- Born: Helen Alberta Markowitz April 8, 1905 San Francisco, California, U.S.
- Died: September 11, 1983 (aged 78) San Diego County, California, U.S.
- Other name: Helen Alberta Cramer
- Occupation: Costume designer
- Years active: 1933 - 1940
- Known for: Designing costumes for motion picture actors
- Spouse: Duncan Cramer

= Helen A. Myron =

American costume designer (1905–1983)

Helen A. Myron (1905–1983) was an American costume designer who worked at Fox Film and 20th Century Fox from 1933 to 1940. She is credited on about 40 motion pictures, mostly B movies including five Charlie Chan films. She has been noted in several histories of costume design for film.

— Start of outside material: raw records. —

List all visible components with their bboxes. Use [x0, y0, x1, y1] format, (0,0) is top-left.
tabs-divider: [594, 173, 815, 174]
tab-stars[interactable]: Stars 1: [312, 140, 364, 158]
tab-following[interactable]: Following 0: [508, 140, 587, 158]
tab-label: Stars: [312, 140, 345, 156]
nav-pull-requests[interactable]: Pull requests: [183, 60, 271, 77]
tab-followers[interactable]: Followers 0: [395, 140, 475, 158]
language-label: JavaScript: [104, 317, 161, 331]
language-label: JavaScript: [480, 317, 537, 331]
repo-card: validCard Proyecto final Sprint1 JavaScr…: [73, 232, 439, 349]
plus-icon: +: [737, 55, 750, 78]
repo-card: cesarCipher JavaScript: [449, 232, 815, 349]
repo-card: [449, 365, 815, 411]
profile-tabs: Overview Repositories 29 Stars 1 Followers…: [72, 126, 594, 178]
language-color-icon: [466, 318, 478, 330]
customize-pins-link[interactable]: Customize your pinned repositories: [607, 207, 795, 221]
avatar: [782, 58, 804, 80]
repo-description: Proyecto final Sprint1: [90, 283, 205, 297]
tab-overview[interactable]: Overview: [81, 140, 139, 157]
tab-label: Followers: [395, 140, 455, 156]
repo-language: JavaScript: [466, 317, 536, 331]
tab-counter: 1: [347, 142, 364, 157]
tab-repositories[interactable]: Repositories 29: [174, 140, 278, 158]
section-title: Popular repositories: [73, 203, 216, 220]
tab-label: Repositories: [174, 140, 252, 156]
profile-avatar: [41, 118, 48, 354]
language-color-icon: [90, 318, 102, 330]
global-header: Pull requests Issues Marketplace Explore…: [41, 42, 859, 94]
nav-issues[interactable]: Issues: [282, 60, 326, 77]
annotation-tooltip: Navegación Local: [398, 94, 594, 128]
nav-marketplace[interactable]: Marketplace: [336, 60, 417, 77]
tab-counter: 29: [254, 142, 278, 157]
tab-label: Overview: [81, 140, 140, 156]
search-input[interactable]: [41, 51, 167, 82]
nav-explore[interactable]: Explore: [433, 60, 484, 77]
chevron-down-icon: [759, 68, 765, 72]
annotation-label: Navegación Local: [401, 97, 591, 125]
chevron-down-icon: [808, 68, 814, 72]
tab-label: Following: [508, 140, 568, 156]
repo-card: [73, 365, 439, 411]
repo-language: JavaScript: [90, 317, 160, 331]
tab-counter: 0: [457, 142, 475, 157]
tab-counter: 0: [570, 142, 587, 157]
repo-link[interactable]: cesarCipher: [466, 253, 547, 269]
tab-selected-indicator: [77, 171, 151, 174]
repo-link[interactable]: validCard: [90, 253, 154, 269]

Myron graduated from the University of California - Berkeley, and commenced her career in costume design in 1933. In 1941 she married Duncan Cramer, who was an art director at 20th Century Fox. Cramer and Myron are credited together on five films released in 1935 and 1936. After 1940, there is just a single, 1947 credit for Helen Myron; Duncan Cramer's career continued through 1971. A photograph of Myron's "hostess pyjama outfit", worn by Claire Trevor in the 1935 film Navy Wife, is still widely reproduced.